第2話 違う、そうじゃない。

 そして俺は、今なお『あれだったらお母さんが一緒に学園まで行ってあげましょうか?』などと言ってくるお母様を振り解いて、あらかじめ用意されていた馬車に乗って一人で魔術学園へと向かう。


 厳密には側使えであるニーナがいるのだが、そんな細かいことは置いておいて、とにかくこれがこの世界で母親なしで過ごす初めての日なのである。


 俺自身今からワクワクと恐怖心で、まるでまだ見ぬ土地へ探索に行く冒険者になった気分である。


 ちなみに俺は、前世での学生生活は女っ気がない生活を過ごし、社会人になってからは男性だけのブラック企業で扱き使われて家には寝に帰るだけで休日は月に一回あれば良い方という生活をしていた。


 そんな人生を過ごしていたあの時の俺は毎日のように『女の子とイチャイチャするような人生を謳歌したかった』と常に思いながら過ごしていると、流石に身体にガタが来たのか気がついたら過労死していたみたいである。


 そして目が覚めたら俺はこの世界に男性として転生したみたいである。


 そんなこんなで異様な程お母様に溺愛されながら五年も過ごせば、流石にこの世界の事や俺の事などが徐々に分かってきた。


 まず俺ことクロードは、自分ですら自分に惚れてしまいそうな程顔が整っており、将来とんでもなくイケメンになる事が約束されている程の顔立ちであり、しかもそれだけではなく俺の母親は公爵家当主であり、すなわち長男である俺が公爵家の跡取り息子というわけである。


 これもう勝ち組じゃんと、お父様がいない違和感には気づかないふりして喜んでいた。 これならば間違いなく薔薇色のキャンパスライフは約束されたような物だろう。


 俺がそんな淡い夢を見れたのは、この世界の男女比が一対四十というかなり偏った世界であり、殆どの男性は国に管理されているという事実を知るまでだ。


 違う、そうじゃない。 


 確かに俺は女性に囲まれる人生を求めたのだけれども、こういう事じゃないんだよなぁ……。

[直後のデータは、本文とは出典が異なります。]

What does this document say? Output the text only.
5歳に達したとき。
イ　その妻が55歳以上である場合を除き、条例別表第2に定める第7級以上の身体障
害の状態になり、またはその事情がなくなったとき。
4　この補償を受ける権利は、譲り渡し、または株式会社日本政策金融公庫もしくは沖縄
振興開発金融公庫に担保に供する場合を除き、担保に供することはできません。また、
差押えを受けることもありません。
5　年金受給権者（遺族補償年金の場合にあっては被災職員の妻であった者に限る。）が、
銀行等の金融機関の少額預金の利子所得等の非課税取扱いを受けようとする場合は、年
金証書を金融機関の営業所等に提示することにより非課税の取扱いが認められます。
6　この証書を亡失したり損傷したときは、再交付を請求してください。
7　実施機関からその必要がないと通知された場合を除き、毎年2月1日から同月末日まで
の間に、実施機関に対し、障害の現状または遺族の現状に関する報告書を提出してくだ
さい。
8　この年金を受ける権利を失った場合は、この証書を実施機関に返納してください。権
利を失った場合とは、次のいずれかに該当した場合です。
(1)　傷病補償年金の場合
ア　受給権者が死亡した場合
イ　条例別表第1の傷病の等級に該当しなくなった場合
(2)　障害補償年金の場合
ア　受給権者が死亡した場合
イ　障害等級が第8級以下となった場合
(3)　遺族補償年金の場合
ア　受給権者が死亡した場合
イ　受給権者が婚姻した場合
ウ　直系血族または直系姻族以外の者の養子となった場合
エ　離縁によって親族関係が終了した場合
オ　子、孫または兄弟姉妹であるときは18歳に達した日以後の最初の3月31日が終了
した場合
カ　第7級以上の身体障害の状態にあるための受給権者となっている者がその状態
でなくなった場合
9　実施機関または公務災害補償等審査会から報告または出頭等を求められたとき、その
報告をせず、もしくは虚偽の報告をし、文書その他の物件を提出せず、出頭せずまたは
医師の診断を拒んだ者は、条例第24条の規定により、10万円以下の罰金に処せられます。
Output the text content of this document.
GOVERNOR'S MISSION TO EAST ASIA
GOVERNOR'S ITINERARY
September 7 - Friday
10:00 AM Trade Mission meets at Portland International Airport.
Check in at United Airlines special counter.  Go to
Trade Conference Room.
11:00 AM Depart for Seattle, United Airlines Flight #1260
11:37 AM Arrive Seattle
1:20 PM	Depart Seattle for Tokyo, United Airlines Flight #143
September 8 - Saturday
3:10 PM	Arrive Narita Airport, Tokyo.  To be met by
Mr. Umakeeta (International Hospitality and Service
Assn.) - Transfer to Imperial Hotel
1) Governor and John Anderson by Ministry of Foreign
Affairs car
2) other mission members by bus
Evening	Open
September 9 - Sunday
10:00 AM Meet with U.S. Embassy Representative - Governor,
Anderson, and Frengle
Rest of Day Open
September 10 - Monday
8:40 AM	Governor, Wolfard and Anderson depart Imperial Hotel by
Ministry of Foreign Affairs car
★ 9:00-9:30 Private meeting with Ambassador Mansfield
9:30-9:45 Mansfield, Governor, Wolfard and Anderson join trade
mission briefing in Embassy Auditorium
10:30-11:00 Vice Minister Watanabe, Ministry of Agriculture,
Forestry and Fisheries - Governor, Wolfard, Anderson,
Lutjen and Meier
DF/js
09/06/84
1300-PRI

 しかしながらウジウジ悩んでいても仕方がないのでいっそ開き直ってこの労せずハーレム状態を楽しもうと思う事にしたのである。


 そして今現在、俺は十五歳となり高等部への中途編入をする事となった。


 ちなみに小等部から中等部までは男性が同じ空間で勉強してしまうと授業にならないという事で、もし男性が学園で授業を受けたいという者がいた場合は高等部からという法律ができている為、この世界では初めての通学であり、初めての授業でもあるということでもある。